Saviano sbaglia: le piazze di queste settimane sono diverse da quelle del 77
Saviano ha ragione di scandalizzarsi della violenza, ma ha torto a pensare che queste piazze piene sono le stesse del '77 o del G-8. Qui si tratta di un'onda di tipo diverso dove la componente generazionale ha un peso che non ha mai avuto prima. Sono gli "ultimi" nostri giovani, quelli che potrebbero rinnovare dall'interno i loro paesi e ne sono estromessi. L'onda, come viene chiamata in Francia, non sembra arrestarsi perché qui è in ballo la sopravvivenza non di una sinistra o di una destra, categorie mummia, ma di una fisiologia sociale in procinto di esaurirsi per sempre.
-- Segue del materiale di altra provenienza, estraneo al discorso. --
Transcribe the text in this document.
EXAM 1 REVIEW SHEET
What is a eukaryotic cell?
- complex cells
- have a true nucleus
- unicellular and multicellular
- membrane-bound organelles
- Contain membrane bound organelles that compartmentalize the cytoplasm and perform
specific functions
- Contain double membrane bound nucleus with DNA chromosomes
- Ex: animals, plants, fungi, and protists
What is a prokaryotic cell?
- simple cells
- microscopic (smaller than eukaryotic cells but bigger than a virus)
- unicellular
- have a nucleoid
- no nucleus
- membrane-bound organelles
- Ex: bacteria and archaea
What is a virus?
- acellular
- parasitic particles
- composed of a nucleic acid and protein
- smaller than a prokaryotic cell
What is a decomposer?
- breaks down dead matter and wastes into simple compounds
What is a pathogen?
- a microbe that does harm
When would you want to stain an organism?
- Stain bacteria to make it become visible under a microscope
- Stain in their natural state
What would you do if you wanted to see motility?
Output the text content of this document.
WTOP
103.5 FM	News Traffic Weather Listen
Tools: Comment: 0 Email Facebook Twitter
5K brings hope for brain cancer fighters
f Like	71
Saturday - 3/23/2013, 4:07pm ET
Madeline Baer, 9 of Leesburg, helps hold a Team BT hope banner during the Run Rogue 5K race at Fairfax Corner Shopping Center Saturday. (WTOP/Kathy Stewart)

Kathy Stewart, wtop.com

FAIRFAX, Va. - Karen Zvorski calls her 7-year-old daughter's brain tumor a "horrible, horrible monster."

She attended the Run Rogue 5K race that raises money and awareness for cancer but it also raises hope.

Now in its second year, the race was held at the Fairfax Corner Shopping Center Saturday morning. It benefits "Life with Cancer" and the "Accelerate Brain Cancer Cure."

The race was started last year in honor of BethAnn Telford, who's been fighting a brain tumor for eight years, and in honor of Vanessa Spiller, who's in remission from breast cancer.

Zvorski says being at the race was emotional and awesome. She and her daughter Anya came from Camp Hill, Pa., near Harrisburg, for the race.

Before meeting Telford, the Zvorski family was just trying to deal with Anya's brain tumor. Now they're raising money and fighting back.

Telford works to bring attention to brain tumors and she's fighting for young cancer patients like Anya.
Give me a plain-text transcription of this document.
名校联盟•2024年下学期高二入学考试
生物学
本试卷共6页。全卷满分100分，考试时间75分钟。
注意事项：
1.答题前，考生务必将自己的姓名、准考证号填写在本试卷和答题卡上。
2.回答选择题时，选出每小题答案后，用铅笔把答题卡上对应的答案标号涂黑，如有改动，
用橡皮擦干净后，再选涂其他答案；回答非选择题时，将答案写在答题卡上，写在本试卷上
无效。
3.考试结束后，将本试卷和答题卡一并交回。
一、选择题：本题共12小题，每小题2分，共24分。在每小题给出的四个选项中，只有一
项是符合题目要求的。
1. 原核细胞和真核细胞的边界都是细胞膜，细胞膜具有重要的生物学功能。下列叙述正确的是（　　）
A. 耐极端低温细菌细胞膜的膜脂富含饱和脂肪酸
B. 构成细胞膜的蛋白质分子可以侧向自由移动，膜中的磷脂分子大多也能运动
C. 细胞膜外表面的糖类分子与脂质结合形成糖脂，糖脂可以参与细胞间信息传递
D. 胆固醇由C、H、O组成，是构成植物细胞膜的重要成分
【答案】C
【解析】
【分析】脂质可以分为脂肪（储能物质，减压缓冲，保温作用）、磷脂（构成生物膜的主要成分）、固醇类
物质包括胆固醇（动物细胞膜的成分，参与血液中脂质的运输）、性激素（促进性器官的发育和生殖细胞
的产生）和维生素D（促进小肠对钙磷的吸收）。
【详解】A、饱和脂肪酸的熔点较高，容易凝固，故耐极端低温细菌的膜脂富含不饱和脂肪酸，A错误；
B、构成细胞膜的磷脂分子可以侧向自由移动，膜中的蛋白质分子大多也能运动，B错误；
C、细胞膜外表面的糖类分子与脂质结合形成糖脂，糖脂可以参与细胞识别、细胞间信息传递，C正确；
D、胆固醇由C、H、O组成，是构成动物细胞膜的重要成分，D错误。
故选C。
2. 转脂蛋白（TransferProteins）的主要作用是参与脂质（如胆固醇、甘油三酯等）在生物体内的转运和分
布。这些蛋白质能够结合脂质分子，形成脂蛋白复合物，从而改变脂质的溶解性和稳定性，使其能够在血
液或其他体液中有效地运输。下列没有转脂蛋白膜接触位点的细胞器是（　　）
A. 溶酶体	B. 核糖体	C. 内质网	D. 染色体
Se il meccanismo del rinnovamento non si mette in atto, ci aspetta solo l'invasione di forze esterne più vitali, siano la Cina o l'India, sia di nuovo l'America, siano le masse di giovani che dai paesi non europei premono per prendere il posto vuoto, il posto del vuoto dell'essere europei. Abbiamo un'ultima possibilità di rinnovamento interno e ci stupiamo che i giovani siano disperatamente rabbiosi ad Atene, a Roma, a Parigi, a Dublino, a Londra. Loro sanno che su di loro si gioca il destino d'Europa.

Le mummie al potere succhiano il sangue dei giovani
Nel frattempo nei nostri parlamenti la partita si gioca invece tra mummie. Ci sono le mummie al potere, quelle che sanno bene che per continuare a governare c'è bisogno di succhiare sangue fresco dei giovani. Ma che dire della sinistra mummificata? Andatevi a rileggere il bellissimo libro di Kapuscinski sul Negus, su Hailé Selassié e capirete cosa ci attende nei prossimi anni: il lento spegnimento di una classe di autocrati in un palazzo che sarà sempre più spogliato dall'interno e in un paese che sarà sempre più devastato dalla sua immobilità.